6 Common Phishing Attacks

6 Common Phishing Attacks and How to Protect Against Them

What is Phishing Attacks?

Phishing is a type of cybercrime that aims to steal personal information by posing as a trustworthy entity in an email.

The term phishing is derived from the word fishing, which refers to using bait to lure the victim into taking an action. Phishing is a form of social engineering attack that attempts to acquire sensitive information such as usernames, passwords, and credit card details (among other things) by masquerading as a trustworthy entity in electronic communication.

6 Common Phishing Attacks & How to Defend Against Them

1) Spear Phishing

Spear phishing is a more targeted form of phishing that uses personal information about the victim to make the attack seem more legitimate. This type of attack targets specific individuals and organizations and is typically much harder to detect than other types of phishing.

2) Deceptive Phishing

In this scheme, fraudsters pose as a legitimate company in order to steal people’s personal information or login credentials. Threats and a sense of urgency are used in these emails to scare users into doing what the attackers want.

3) Whaling

In these scams, fraudsters attempt to harpoon an executive and steal their login information. Whaling attacks are effective because executives frequently fail to participate in security awareness training with their employees. To combat the threats of CEO fraud and W-2 phishing, organizations should require that all company personnel, including executives, participate in ongoing security awareness training. Organizations should also think about incorporating multi-factor authentication (MFA) channels into their financial authorization processes so that no one can authorize payments solely through email.

4) Vishing

This type of phishing attack dispenses with sending out an email and goes for placing a phone call instead. As noted by Comparitech, an attacker can perpetrate a vishing campaign by setting up a Voice over Internet Protocol (VoIP) server to mimic various entities in order to steal sensitive data and/or funds.

5) Smishing

Vishing isn’t the only type of phishing that digital fraudsters can use their phones for. They can also engage in what is known as smishing. This method employs malicious text messages to dupe users into clicking on a malicious link or disclosing personal information.

6) Pharming

As users become more aware of traditional phishing scams, some con artists have abandoned the concept of “baiting” their victims entirely. They are instead resorting to pharming.
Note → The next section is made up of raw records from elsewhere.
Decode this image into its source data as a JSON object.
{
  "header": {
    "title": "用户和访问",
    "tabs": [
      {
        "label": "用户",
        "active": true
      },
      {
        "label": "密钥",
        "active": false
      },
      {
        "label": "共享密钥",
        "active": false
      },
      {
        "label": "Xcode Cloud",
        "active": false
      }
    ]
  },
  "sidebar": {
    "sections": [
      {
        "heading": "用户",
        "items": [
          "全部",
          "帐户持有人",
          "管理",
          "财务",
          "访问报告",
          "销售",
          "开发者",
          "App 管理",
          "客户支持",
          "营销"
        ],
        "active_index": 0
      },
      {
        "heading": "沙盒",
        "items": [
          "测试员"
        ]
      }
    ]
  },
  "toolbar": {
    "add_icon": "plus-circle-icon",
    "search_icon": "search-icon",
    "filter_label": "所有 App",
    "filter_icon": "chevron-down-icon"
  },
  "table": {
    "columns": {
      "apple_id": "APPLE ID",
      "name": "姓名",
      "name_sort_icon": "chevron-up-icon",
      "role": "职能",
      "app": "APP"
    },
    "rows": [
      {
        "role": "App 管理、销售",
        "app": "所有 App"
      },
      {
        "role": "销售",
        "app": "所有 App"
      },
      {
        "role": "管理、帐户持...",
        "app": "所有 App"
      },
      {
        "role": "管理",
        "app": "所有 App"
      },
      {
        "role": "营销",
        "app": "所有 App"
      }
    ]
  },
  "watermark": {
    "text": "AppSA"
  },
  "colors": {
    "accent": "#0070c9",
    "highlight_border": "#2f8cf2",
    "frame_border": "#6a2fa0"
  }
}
This phishing technique employs cache poisoning against the domain name system (DNS), a naming system used by the Internet to convert alphabetical website names, such as “www.microsoft.com,” to numerical IP addresses, allowing it to locate and direct visitors to computer services and devices.

Organizations should encourage employees to enter login credentials only on HTTPS-protected sites to avoid pharming attacks. Anti-virus software should be installed on all corporate devices, and virus database updates should be performed on a regular basis. Finally, they should keep up with security updates issued by a reputable Internet Service Provider.

How to Protect Yourself Against Phishing Attacks and Stay Safe Online

Phishing is a type of cyberattack where hackers send emails to trick people into revealing personal information. The best way to protect yourself against phishing is to be aware of the latest scams and what they look like. You can also use anti-virus software or other security measures on your devices.

Preventing Yourself from Becoming a Victim of Phishing Attacks

Phishing is constantly adapting to new forms and techniques. With this in mind, it is critical that organizations provide ongoing security awareness training to their employees and executives so that they can stay on top of phishing’s evolution.

Phishing attacks are becoming more and more common and with the rise of new technologies, it’s important for everyone to know how to prevent themselves from becoming a victim.